Moldbug’s approach to talking about race seems to me like it gets him roughly as bad a reputation as Herrnstein and Murray (in the circles that know who each is, respectively), while letting him be far less clear than H&M are.
In other words, if Moldbug wanted to avoid being thought of as a racist, he’s clearly not being subtle enough, because people still see him as a racist.
What does “being a racist” mean, exactly? Are Herrnstein and Murray racists?
For that matter, you, prophecyformula and I all looked at that ACS data and found that one can’t make the blackness-crime connection go away no matter what one tries. In my social milieu, the people who go around poking their noses under such rocks are conventionally considered racists. Are we all racists, then?
I originally had a much longer post that basically spiraled into a summa contra Baltimore, which I’ll spare everyone.
I guess what I’d like to say is that if racism is to be opposed, then it seems like a weird rhetorical own-goal to define racists to be people who are acknowledging reality. That sounds flippant, but it’s not. If H&M are racist, then the NLSY is racist as well. If Moldbug is a racist for pointing out that very little in latter 20th American social life makes sense except in the light of white flight, then even thinking about that topic just spreads the contamination further.
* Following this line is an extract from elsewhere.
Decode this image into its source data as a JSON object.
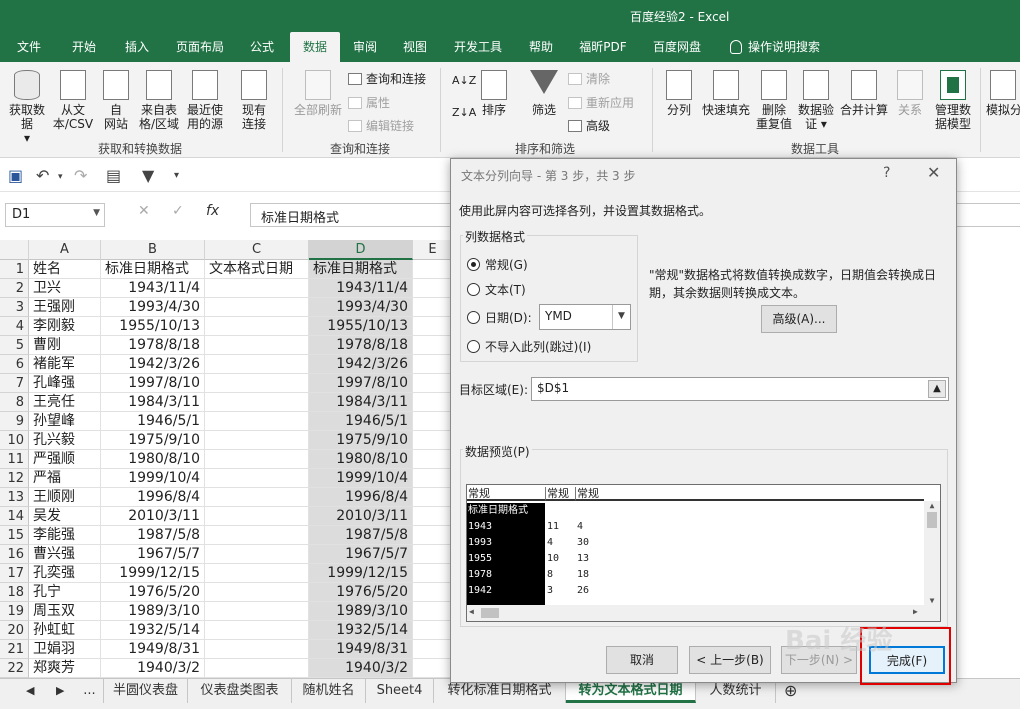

It leaves me very unsure of what we’re even talking about here.
I find that I’m still confused about your ideas here. Is your contention that white flight did not occur because people were concerned about physical safety, and that people who suggest such things are intellectually or morally deficient?
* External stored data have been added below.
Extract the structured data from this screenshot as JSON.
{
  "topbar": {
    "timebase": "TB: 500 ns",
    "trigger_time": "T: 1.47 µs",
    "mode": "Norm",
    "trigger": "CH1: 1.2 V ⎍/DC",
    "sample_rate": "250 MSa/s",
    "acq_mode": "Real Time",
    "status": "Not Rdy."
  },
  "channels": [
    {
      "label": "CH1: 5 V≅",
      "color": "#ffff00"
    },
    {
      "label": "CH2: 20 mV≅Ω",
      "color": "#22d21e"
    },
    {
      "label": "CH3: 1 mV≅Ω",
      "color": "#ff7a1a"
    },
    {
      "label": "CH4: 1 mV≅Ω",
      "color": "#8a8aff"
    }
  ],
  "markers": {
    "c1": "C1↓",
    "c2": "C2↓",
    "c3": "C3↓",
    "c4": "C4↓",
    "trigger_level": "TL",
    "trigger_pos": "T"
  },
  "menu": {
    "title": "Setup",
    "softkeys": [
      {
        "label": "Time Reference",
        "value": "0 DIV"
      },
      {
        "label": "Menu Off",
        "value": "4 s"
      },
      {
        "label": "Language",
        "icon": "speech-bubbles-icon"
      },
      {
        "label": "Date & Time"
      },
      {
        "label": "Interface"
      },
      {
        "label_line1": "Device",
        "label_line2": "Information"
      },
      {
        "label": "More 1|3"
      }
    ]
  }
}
Elsewhere in the piece you quote, we learn that a guy was recently stabbed to death over his cell-phone on the very same block as Moldbug’s kid’s preschool. No one was ever charged with the murder, though, so we can safely assume that it was an errant apple employee provoked by the decedent’s android.
On a closing note, having read that piece and having lived my entire adult life in a city on the global top 50 list for violence, I have Moldbug’s “zombie” reference class pretty firmly in mind. And it’s not “black people”. It’s a class that finds its least functional expression on the pages of thatguysonheroin.com, whose subtitle, completely coincidentally, is: “Living in Baltimore, fighting zombies.” [0] It’s a subsection of a class, referred to in a less delicate age as the Lumpenproletariat, that is overwhelmingly young, black and male. If all this sounds strange to you, I’m personally glad for you but I fear we’re close to an impasse about entitlement to opinions vs. entitlement to facts. I’d be happy to tell you some stories, though.
[0] I don’t approve, by the way, of the tone of that site. I do, however, think that it serves an important documentary purpose. And it has actually inspired people to try to get clean, so.